Gus Alex, yang sebelumnya dicegah bepergian ke luar negeri dan rumahnya telah digeledah KPK, dianggap penting untuk tetap berada di Indonesia guna membantu proses penyidikan. Kehadirannya diharapkan dapat memberikan keterangan yang dibutuhkan penyidik.

Kasus ini berpusat pada dugaan penyimpangan dalam penggunaan kuota haji tambahan sebanyak 20.000 jemaah, yang diperoleh setelah pertemuan bilateral Presiden Jokowi dengan Putra Mahkota Arab Saudi pada Oktober 2023. Sesuai Undang-Undang Nomor 8 Tahun 2019, kuota haji khusus seharusnya 8 persen, sementara 92 persen untuk kuota haji reguler. Namun, Surat Keputusan Menteri Agama Nomor 130 Tahun 2024 yang ditandatangani Yaqut Cholil Qoumas justru membagi kuota tambahan tersebut masing-masing 10.000 untuk kuota haji reguler dan khusus.

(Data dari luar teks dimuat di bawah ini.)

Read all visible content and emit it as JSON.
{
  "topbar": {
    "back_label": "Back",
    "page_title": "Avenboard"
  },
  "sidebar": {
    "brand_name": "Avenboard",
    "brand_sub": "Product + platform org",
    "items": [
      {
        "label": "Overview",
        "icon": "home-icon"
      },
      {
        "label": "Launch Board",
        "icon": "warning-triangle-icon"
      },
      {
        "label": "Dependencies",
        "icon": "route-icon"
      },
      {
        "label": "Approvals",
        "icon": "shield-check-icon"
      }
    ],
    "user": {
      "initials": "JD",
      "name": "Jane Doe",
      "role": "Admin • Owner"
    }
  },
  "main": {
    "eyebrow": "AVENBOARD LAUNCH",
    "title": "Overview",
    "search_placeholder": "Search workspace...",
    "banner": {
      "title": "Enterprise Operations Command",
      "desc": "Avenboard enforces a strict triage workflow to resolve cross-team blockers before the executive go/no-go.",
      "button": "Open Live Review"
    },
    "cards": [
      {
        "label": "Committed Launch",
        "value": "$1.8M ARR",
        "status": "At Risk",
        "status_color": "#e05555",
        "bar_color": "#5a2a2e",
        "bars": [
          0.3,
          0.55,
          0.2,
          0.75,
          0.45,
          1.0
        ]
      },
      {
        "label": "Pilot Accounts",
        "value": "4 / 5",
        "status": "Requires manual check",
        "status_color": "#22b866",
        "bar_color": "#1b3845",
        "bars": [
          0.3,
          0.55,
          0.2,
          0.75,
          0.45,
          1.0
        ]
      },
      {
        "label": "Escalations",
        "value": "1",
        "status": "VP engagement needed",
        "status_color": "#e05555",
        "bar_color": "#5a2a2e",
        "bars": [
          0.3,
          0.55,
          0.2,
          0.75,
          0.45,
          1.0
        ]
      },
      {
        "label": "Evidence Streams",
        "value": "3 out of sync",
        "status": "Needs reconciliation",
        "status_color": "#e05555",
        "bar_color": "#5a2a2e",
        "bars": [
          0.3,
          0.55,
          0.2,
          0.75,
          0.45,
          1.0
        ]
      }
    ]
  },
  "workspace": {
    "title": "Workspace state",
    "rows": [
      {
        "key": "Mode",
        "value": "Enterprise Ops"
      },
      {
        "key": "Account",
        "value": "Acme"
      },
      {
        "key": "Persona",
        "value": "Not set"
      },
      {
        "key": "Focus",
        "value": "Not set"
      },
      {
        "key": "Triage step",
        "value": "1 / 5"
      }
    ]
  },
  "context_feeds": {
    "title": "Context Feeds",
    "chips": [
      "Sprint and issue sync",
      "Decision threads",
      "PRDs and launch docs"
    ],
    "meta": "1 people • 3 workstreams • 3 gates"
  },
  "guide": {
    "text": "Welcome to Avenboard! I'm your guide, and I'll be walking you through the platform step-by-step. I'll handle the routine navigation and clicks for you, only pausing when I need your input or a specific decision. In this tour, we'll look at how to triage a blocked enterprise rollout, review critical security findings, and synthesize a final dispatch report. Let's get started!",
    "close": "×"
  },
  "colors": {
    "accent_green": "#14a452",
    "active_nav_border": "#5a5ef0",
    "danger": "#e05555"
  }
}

KPK telah menaikkan status kasus ini ke tahap penyidikan sejak 8 Agustus 2025, menggunakan Surat Perintah Penyidikan (Sprindik) umum. Artinya, belum ada tersangka yang ditetapkan, dan penyidikan akan mengungkap pihak-pihak yang bertanggung jawab. KPK memperkirakan kerugian negara mencapai lebih dari Rp1 triliun, dan temuan ini akan dikoordinasikan dengan Badan Pemeriksa Keuangan (BPK). Proses hukum kasus ini terus berlanjut untuk mengungkap kebenaran di balik dugaan korupsi kuota haji tersebut.